In these circumstances, menopause may be diagnosed through the following ovarian function tests:
An AMH blood level test is used to see how well the ovaries are functioning. AMH is a type of hormone made inside the follicles of the ovaries. When the AMH level is high, it usually means that there are healthy eggs inside the ovaries. As women age and their number of ovarian follicles decrease, their AMH level naturally declines. Testing for AMH level can help determine whether your ovarian function is declining, and it can also help diagnose premature menopause.
A Follicle-Stimulating Hormone (FSH)/Estradiol blood level test provides information about your levels of follicle-stimulating hormone (FSH) and estradiol (the main hormone made by the ovary). These hormone levels may fluctuate, so results may not be consistent during perimenopause. After menopause, however, estradiol levels are undetectable and the FSH level is high, so checking these hormone levels after menopause can be helpful.

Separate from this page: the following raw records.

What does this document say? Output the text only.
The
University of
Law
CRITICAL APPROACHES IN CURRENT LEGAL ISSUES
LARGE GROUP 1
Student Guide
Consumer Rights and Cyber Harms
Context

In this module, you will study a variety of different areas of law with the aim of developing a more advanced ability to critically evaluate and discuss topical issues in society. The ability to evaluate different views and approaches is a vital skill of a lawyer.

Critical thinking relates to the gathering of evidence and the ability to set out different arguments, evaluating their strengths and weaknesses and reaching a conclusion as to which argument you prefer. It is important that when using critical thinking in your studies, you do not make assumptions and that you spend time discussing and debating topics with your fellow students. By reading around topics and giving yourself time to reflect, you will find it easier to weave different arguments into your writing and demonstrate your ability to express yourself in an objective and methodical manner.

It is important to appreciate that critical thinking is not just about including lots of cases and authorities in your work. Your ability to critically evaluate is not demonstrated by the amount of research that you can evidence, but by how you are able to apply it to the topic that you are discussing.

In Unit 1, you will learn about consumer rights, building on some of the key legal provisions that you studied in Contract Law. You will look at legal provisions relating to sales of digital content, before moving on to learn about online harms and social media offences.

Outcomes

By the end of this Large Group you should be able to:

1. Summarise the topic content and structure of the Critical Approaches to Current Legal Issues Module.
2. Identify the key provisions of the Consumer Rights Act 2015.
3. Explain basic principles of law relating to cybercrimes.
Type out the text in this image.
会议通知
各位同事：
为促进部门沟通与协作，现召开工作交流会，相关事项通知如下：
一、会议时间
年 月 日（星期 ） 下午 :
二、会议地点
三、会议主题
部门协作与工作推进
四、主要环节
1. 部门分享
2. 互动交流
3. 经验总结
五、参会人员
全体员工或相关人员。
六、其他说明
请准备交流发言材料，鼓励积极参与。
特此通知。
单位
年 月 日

A blood or urine hCG test will determine whether you could be pregnant.
A prolactin blood level test can rule out the possibility of a prolactin-secreting pituitary tumor that can cause irregular periods.
A thyroid-stimulating hormone (TSH) blood level test can help rule out the possibility of thyroid issues, which can have very similar symptoms to menopause (for example, fatigue or heat intolerance).